Avenue des Géants
Mauvaise pente pour Marc Dugain. Auteur de deux coups de maître, "La Malédiction d'Edgar" (2005) et "Une exécution ordinaire" (2007), ce romancier fou d'Amérique et de l'Histoire avec une majuscule peine, depuis, à renouveler son inspiration. "L'insomnie des étoiles", paru il y a deux ans, avait déjà valeur de signal d'alarme, l'auteur s'épuisant, après bien d'autres, à creuser les racines du mal dans l'Allemagne nazie et post-nazie. Marc Dugain s'est également essayé au théâtre en mettant en scène un texte méconnu de Tchekhov peu convaincant à l'arrivée. La dernière fois, enfin, que nous l'avions rencontré, c'était pour l'entendre dire du mal du dernier film de Clint Eastwood dont l'approche du personnage de J.Edgar Hoover était pourtant percutante, originale et éminemment subversive.
Trois qualificatifs qui, malheureusement, ne peuvent en aucune manière correspondre à notre lecture de "Avenue des Géants", dernier opus du romancier. Son personnage principal n'est pourtant pas dénué d'intérêt. Avec ses 2m20, son Q.I. largement au-dessus de la moyenne et ses dispositions précoces puisqu'il trucide ses deux grands-parents dés l'âge de 15 ans, Al Kenner semble avoir tous les bagages en main pour devenir l'égal d'un Hannibal Lecter ou d'un Patrick Bateman.

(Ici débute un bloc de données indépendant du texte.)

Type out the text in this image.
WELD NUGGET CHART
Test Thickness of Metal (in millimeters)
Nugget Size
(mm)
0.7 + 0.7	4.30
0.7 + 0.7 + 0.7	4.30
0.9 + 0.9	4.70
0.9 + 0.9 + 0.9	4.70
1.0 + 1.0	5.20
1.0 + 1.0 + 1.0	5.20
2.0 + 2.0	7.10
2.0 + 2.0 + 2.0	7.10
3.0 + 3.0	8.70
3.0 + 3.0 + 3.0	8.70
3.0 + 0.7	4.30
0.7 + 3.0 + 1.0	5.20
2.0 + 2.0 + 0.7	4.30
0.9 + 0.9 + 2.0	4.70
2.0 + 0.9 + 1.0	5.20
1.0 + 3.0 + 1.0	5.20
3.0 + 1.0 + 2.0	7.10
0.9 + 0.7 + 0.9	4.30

Ses cinq premières années en hôpital psychiatrique provoquent pourtant une première cassure de rythme dans le récit, ne serait-ce qu'à travers le tiède face-à-face entre l'apprenti serial-killer et le psy plutôt compréhensif qui est chargé de décrypter son comportement. Considéré comme inoffensif, notre homme retrouve finalement la liberté et part s'installer en Californie en plein âge d'or hippie. Faute d'avoir réglé à temps ses rapports avec une mère plus ou moins indigne, il développera à nouveau ses instincts meurtriers, non pas sur les jeunes égéries de l'Amérique Peace & Love dont il vomit pourtant les valeurs, mais plutôt sur des minettes BCBG issues de familles réacs qui semblent avoir plus d'impact sur sa sexualité de tordu.
L'auteur, nous dit-on, a lui-même fait la route à travers les grands espaces américains pour s'imprégner du style et du climat qui nourrissent son récit inspiré d'un personnage réel. D'où, certainement, ce côté appliqué dans l'ordonnancement de l'enfer. Si on y ajoute une grosse dose de clichés (surtout dans les rapports entre le fils et sa mère) et de trop nombreux temps morts, on déduira que le roman français, même avec une plume aussi virile que celle de Marc Dugain, est encore loin de rivaliser avec Bret Easton Ellis et autres seigneurs du grand roman noir américain.